By Manoj Rane, Senior Vice President Placement & Underwriting (Liability Lines), Alliance Insurance Brokers
Cyber insurance is a fast-growing segment within the Indian insurance industry. According to recent reports, the domestic cyber insurance market is currently valued at a modest USD 50-60 million but is poised for significant growth. The sector has shown a robust CAGR of 27-30% over the last three years and this upward trend is expected to continue in the coming years.
With rapid digitization in sectors like finance, banking, healthcare, IT, pharmaceuticals, e-commerce, manufacturing and in sectors integrated into holistic economic sectors like retail and supply chains, the need for cyber insurance in the country will increase in the coming years. Since these sectors are among the early adopters of cyber insurance, there will be even more sectors opting for cyber insurance to protect their data in the coming years.
The vulnerability of the healthcare sector to cyberattacks was highlighted in 2023 when AIIMS Delhi fell victim to a cyberattack that resulted in server outages and disruption of critical healthcare services. This incident underscored the urgent need for robust cybersecurity measures to protect sensitive patient data. The potential compromise of patient information during the attack underscored the severe consequences of such breaches.
In India, the development of the cyber insurance market is determined by three key factors: the increasing digitalization in companies, government efforts towards digitalization and stricter cyber laws as well as the increasing intensity of competition due to the market entry of technology giants and multinational companies.
Therefore, it is important for businesses today to understand the basic benefits of cyber insurance. First and foremost, it covers first-party losses resulting from data breaches, including data destruction, hacking, extortion and theft. In addition, policies often include coverage for legal costs incurred following a cyber incident. While specific coverage may vary by provider and plan, the core areas typically covered by cyber insurance include:
Costs for customer notification: In the event of a data breach in which personal information is lost or stolen, companies are legally required to notify affected customers. This process can be costly and time-consuming. Cyber insurance policies often include coverage to help companies offset the costs associated with customer notification.

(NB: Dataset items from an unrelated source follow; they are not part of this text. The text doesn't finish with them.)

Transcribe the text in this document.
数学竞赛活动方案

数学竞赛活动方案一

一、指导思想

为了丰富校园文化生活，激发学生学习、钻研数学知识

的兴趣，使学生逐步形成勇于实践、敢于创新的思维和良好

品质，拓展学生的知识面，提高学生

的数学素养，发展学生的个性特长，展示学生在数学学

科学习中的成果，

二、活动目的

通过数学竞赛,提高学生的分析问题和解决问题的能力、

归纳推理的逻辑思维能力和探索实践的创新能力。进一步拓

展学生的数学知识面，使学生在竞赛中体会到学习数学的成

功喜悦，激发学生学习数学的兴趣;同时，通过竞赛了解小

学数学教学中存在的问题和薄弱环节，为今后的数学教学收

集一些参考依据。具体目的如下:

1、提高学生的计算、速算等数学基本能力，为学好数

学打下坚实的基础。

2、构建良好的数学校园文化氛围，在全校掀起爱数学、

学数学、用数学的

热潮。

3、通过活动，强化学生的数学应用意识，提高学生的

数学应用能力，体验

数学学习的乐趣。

Ransomware attacks, in which cybercriminals encrypt an organization’s data and demand a ransom for its release, pose a significant threat. Cyber insurance policies can provide financial protection to cover ransom payments. However, it is important to note that government agencies often discourage paying ransoms, as it can encourage additional cybercriminals to engage in further activity.

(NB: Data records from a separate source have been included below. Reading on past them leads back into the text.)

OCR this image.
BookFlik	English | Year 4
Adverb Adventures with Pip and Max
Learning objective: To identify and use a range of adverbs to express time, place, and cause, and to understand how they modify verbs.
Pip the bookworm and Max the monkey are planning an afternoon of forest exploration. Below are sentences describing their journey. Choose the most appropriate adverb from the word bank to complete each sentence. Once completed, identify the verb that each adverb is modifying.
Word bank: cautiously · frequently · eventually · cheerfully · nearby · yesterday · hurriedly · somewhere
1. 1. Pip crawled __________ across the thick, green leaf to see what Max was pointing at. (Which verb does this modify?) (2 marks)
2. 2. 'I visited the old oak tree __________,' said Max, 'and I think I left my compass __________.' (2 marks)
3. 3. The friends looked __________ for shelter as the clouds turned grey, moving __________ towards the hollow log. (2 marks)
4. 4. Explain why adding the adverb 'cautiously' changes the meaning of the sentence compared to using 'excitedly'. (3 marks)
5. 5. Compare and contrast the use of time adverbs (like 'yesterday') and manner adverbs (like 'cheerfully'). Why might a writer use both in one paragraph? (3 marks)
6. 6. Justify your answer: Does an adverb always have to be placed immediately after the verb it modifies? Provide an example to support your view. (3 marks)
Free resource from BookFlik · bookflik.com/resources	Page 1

Insure legal assistance: Cyber insurance policies often cover legal costs incurred due to breaches of data protection policies or regulations following a cyberattack. In addition, these policies can help fund the hiring of cybersecurity experts or computer forensics experts to investigate the incident, recover compromised data, and take steps to prevent future attacks.
Restoration of identity: Cyber insurance policies also often cover identity restoration services. This benefit allows organizations to help affected customers recover their personal identities after a data breach.
Data recovery is often covered by cyber liability insurance and provides financial protection to businesses when recovering data damaged in a cyberattack. Insurance also covers the cost of repairing computer systems damaged in a cyberattack.
As the world moves more towards data and technology and our identities become synonymous with our mobile numbers, cyber protection is the next step for all individuals and businesses. There will come a time when countries will need to be protected from cyber terrorism and insurance will play a paramount role in this. As data usage increases, the risk of cyber attacks on applications, devices, networks and users increases, which has a significant impact on businesses, from loss of customers to reputation and revenue losses.
It’s high time that companies understand that cyber insurance is no longer an expense, but a strategic investment. The dynamic cyber insurance industry and its vast range of coverage are designed to address today’s increasing cybercrime. And companies must see the right protection through cyber insurance as crucial.